Why have you chosen for armstrong's book?? The book is horrible, I wouldn't recommend it to anybody. Sure, if you know a bit of topology already, then armstrong's book could be good. But don't try to use it to teach yourself.

Go for Munkres instead, it's a wonderful book especially suited for self-study!

 

[Fredrik]

There's a science book forum. You can use the report button to request that the thread be moved there. And yeah, Munkres.

 

[Landau]

Munkres or Armstrong? Nah... (I don't like Armstrong's writing style, just like his Groups & Symmetries. Munkres' book has a slow pace, but is extensive.)
Willard or Jänich...yeah!

 

[lavinia]

Hello,

I have a general interest in teaching myself topology to build up to moving onto Representation theory. I have chosen M.A. Armstrongs's book "Basic Topology" as my start.

My Question... where would you all recommend I go from there. I took top in undergrad and that was the book we used. What are some other highly recommended books on the subject. And what other books do you suggest to get me up to speed and over to my goal of reading through a book on Lie algebras -- or did I miss my mark and should have gone for geometry?

I believe that topological ideas arise naturally in the study of complex analysis. That's what I would do not knowing anything about your long term goals.

 

[quasar987]

I don't recommand Munkres for self study as it contains too much stuff you'll never need use or see again in your life. If you had someone tell you exactly what part of general topology are relevant for your long term goalds, ok, but otherwise, how would you know that you're wasting time reading about T¼ spaces?
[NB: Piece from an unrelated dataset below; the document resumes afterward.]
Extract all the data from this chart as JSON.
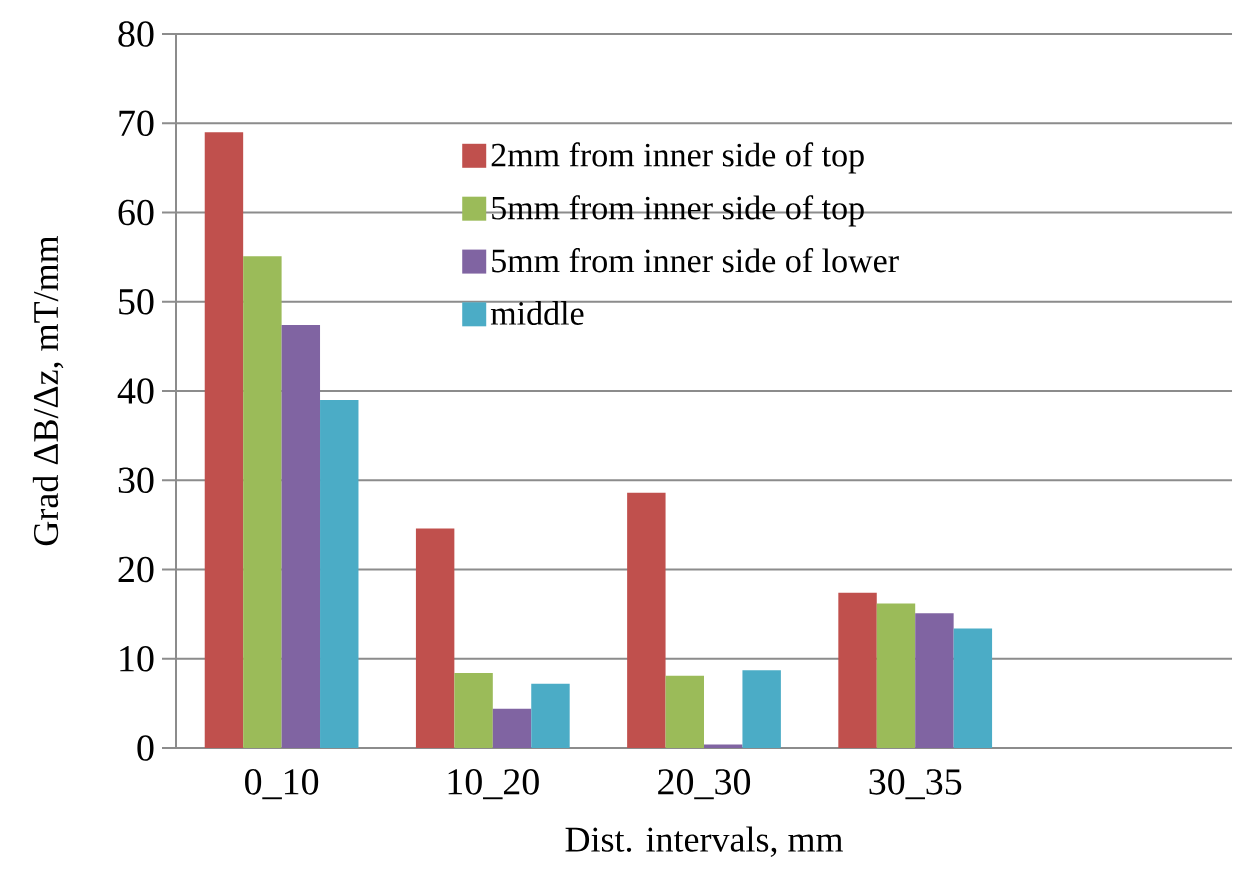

If your goal is to understand Lie groups and their Lie algebra, then what you need is the general theory of smooth manifolds. IMO, the shortest and easiest way to do this is to read John Lee's Introduction to Smooth Manifolds where Lie algebras of Lie groups are introduced as early as page 93. Since you've taken topology as an undergrad, you can read the appendix on topology to refresh your memory, or pick up Lee's Introduction to Topological Manifolds, which tells you what you need to know and skip the rest.

 

[Landau]

If you quickly want to learn about Lie algebra's, you don't even need to know about smooth manifolds (the relation between Lie groups can come later). Pick up Hymphrey's "Introduction to Lie Algebras and Representation Theory", the only prerequisite is a decent algebra background. Or even better, take up Erdmann's Introduction to Lie Algebras.

 

[mathwonk]

there is a little section on linear groups in the book Algebra, by Michael Artin which only uses a little topology. See if you can read that.

 

[Fredrik]

Lie groups, Lie algebras, and representations: an elementary introduction, by Brian Hall completely avoids differential geometry by focusing on Lie groups whose members are matrices. This includes almost all groups that are relevant in physics.

I completely agree with what quasar987 said about Munkres and Lee. (Munkres is great, but it contains a lot of stuff you don't need. Lee's books are excellent).

You don't really need topology for the stuff about Lie groups and Lie algebras. You just need a little to understand the definition of a manifold.